Summer 1968. A five-year-old boy with a swing in his back yard—a broad horizontal beam supported by a vertical on one side and a garage on the other, and a 3-seater suspended in between. The swing was old, but no one realized the vertical support had rotted extensively. The boy and a friend were playing on the swing when they both heard a loud CRACK. The boy ran. Straight into a couple-hundred-pound mass of flying timber that promptly tore off a chunk of his head.
The boy survived, wearing a motorcycle helmet for the next year to protect his skull as it healed. When he began school the following fall, some of the other children would beat him up. Another boy, older by six years and the schoolyard bully, would save the younger boy daily, riding into a crowd of scrapping kids on his bike, pushingkickingpunching the other kids away, placing the younger boy’s body on the handlebars of his bike, and pedaling furiously away.
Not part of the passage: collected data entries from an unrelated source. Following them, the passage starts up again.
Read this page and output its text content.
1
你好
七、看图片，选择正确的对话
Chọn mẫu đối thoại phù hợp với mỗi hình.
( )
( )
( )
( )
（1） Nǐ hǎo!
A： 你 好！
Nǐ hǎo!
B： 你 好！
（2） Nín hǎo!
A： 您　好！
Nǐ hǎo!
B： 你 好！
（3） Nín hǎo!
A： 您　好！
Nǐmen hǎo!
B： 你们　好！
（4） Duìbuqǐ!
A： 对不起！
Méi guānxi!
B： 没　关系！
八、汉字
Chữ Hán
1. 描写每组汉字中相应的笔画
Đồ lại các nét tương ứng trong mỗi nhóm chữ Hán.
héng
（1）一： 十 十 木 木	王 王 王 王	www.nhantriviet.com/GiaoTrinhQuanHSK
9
Scott then says to Angus, “The younger boy was me and the older boy was you. Hi, Angus, I’m Scott McPherson, and I’ve been looking for you my whole life.”
Scott and Angus dropped by the shop one day, while I was working in the office, and Scott and I ended up talking about what he did for a living. He told me about Principles Training, recounted events in his life that led to him teaching it, shared with me the details of a profound spiritual experience he’d had in Hungary several years ago and how this experience had fundamentally altered his perception of life.
When he offered to teach it to me, I found myself blurting out, “Yes.”
I felt an inkling about this man, that day, that invited complete candor—some intangible glimmer that intimated, very deliberately, should I lay bare my innermost self, I’d find his warm blanket of acceptance snuggling me into its folds—and I knew that this inkling had everything to do with whatever he was teaching.
We had our first session at his home, not far from mine, on a beautiful sunlit afternoon in Ritchie.
It's been years now, and I haven't been the same since.
“Believe nothing, no matter where you read it, or who said it, no matter if I have said it,
unless it agrees with your own reason and your own common sense.”